Die Nachricht hat die Gläubigen in Eichstätt erreicht wie ein Donnerhall: Der Bischofsstuhl der Stadt ist seit fast 20 Jahren erstmals wieder leer. Gregor Maria Hanke, der das Bistum seit 2006 führte, ist aufgrund „innerer Ermüdung“ zurückgetreten. Damit hat am Sonntag, dem 8. Juni 2025, um 12 Uhr eine Sedisvakanz begonnen, die die Diözese vor eine Vielzahl von Herausforderungen stellt.

In dieser Übergangszeit übernehmen die aktiven Mitglieder des Domkapitels die kollegiale Leitung. Sie sind nun dafür verantwortlich, einen Diözesanadministrator zu wählen, der die Geschäfte der Diözese vorübergehend führt. Diese Wahl findet am Freitag statt. Ein Diözesanadministrator hat viele der gleichen Rechte wie ein Bischof, ist jedoch in seinem Gestaltungsspielraum eingeschränkt.

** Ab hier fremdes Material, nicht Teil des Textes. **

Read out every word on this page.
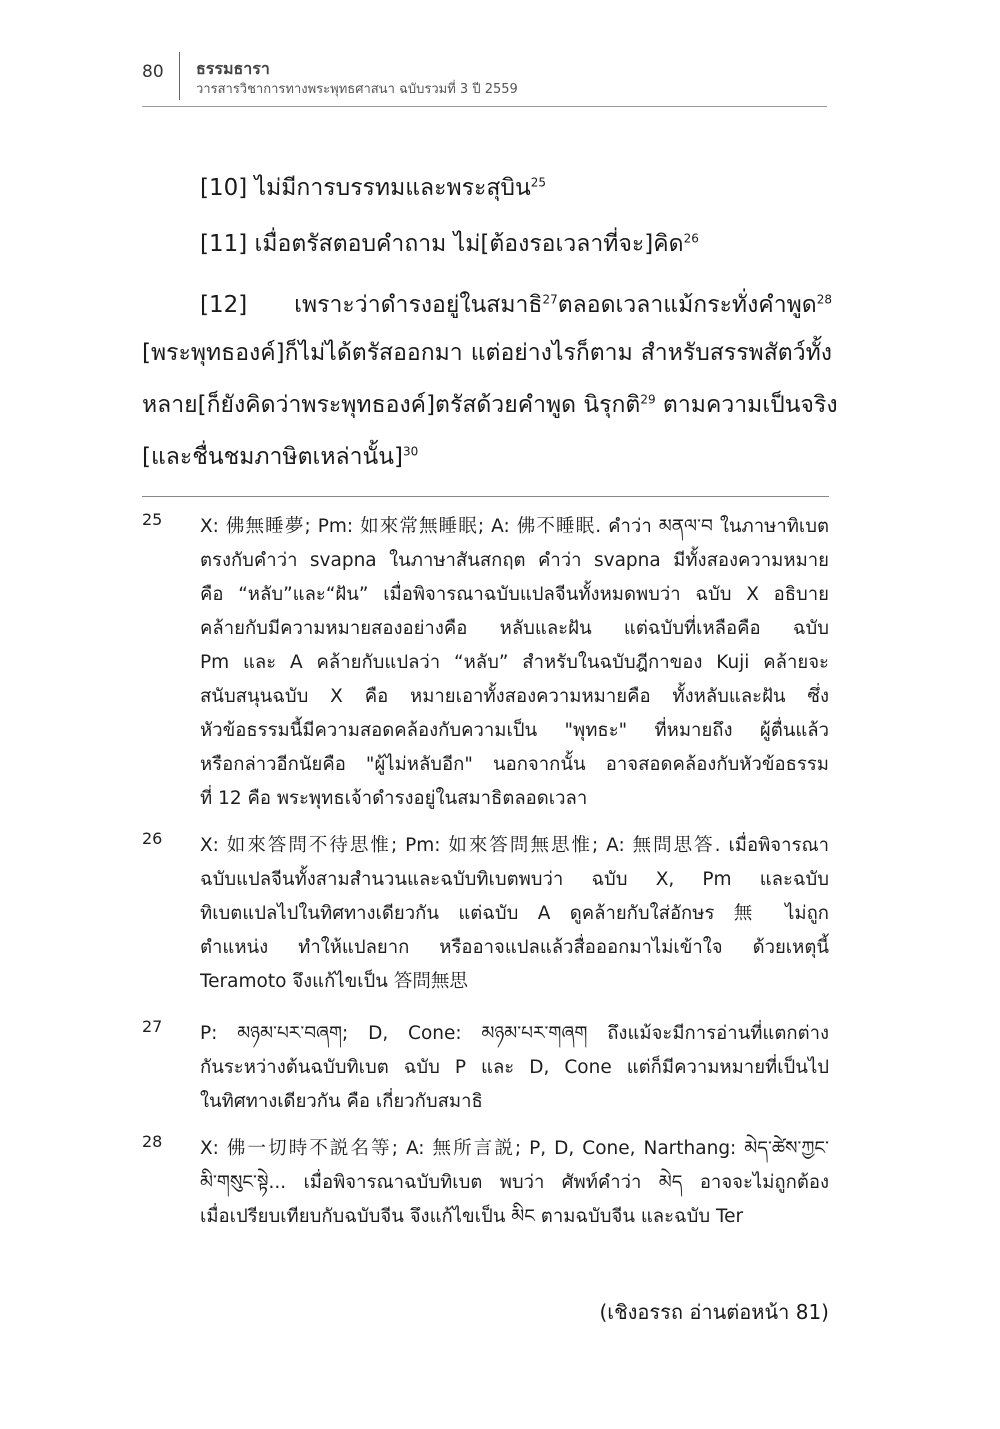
80 ธรรมธารา
วารสารวิชาการทางพระพุทธศาสนา ฉบับรวมที่ 3 ปี 2559

[10] ไม่มีการบรรทมและพระสุบิน$^{25}$

[11] เมื่อตรัสตอบคำถาม ไม่[ต้องรอเวลาที่จะ]คิด$^{26}$

[12] เพราะว่าดำรงอยู่ในสมาธิ$^{27}$ตลอดเวลาแม้กระทั่งคำพูด$^{28}$

[พระพุทธองค์]ก็ไม่ได้ตรัสออกมา แต่อย่างไรก็ตาม สำหรับสรรพสัตว์ทั้ง

หลาย[ก็ยังคิดว่าพระพุทธองค์]ตรัสด้วยคำพูด นิรุกติ$^{29}$ ตามความเป็นจริง

[และชื่นชมภาษิตเหล่านั้น]$^{30}$

25 X: 佛無睡夢; Pm: 如來常無睡眠; A: 佛不睡眠. คำว่า མནལ་བ ในภาษาทิเบต
ตรงกับคำว่า svapna ในภาษาสันสกฤต คำว่า svapna มีทั้งสองความหมาย
คือ “หลับ”และ“ฝัน” เมื่อพิจารณาฉบับแปลจีนทั้งหมดพบว่า ฉบับ X อธิบาย
คล้ายกับมีความหมายสองอย่างคือ หลับและฝัน แต่ฉบับที่เหลือคือ ฉบับ
Pm และ A คล้ายกับแปลว่า “หลับ” สำหรับในฉบับฎีกาของ Kuji คล้ายจะ
สนับสนุนฉบับ X คือ หมายเอาทั้งสองความหมายคือ ทั้งหลับและฝัน ซึ่ง
หัวข้อธรรมนี้มีความสอดคล้องกับความเป็น "พุทธะ" ที่หมายถึง ผู้ตื่นแล้ว
หรือกล่าวอีกนัยคือ "ผู้ไม่หลับอีก" นอกจากนั้น อาจสอดคล้องกับหัวข้อธรรม
ที่ 12 คือ พระพุทธเจ้าดำรงอยู่ในสมาธิตลอดเวลา
26 X: 如來答問不待思惟; Pm: 如來答問無思惟; A: 無問思答. เมื่อพิจารณา
ฉบับแปลจีนทั้งสามสำนวนและฉบับทิเบตพบว่า ฉบับ X, Pm และฉบับ
ทิเบตแปลไปในทิศทางเดียวกัน แต่ฉบับ A ดูคล้ายกับใส่อักษร 無 ไม่ถูก
ตำแหน่ง ทำให้แปลยาก หรืออาจแปลแล้วสื่อออกมาไม่เข้าใจ ด้วยเหตุนี้
Teramoto จึงแก้ไขเป็น 答問無思
27 P: མཉམ་པར་བཞག; D, Cone: མཉམ་པར་གཞག ถึงแม้จะมีการอ่านที่แตกต่าง
กันระหว่างต้นฉบับทิเบต ฉบับ P และ D, Cone แต่ก็มีความหมายที่เป็นไป
ในทิศทางเดียวกัน คือ เกี่ยวกับสมาธิ
28 X: 佛一切時不説名等; A: 無所言説; P, D, Cone, Narthang: མེད་ཚེས་ཀྱང་
མི་གསུང་སྟེ... เมื่อพิจารณาฉบับทิเบต พบว่า ศัพท์คำว่า མེད อาจจะไม่ถูกต้อง
เมื่อเปรียบเทียบกับฉบับจีน จึงแก้ไขเป็น མིང ตามฉบับจีน และฉบับ Ter
(เชิงอรรถ อ่านต่อหน้า 81)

Sedisvakanz und Ernennungsprozess

Die Sedisvakanz ist ein instabiler Zustand, der eintritt, wenn ein Bischof stirbt oder zurücktritt. In Eichstätt bereitet das Domkapitel nun eine geheime Liste möglicher Kandidaten für die Nachfolge vor. Jedes Mitglied kann bis zu drei Namen vorschlagen, die dann dem Vatikan übermittelt werden. Der Apostolische Nuntius wird eine eigene Dreierliste erstellen, die an die römische Kongregation für die Bischöfe weitergeleitet wird. Letztlich trifft der Papst die Entscheidung über die Ernennung des neuen Bischofs.BR berichtete.

Die Voraussetzungen für einen neuen Bischof sind hoch: Er muss mindestens 35 Jahre alt sein, seit fünf Jahren Priester und promoviert oder besonders bewandert in Theologie, Kirchenrecht oder Bibelwissenschaft. Zudem ist es wichtig, dass er einen guten Ruf hat und die besonderen Herausforderungen, die im Bistum bestehen, berücksichtigt.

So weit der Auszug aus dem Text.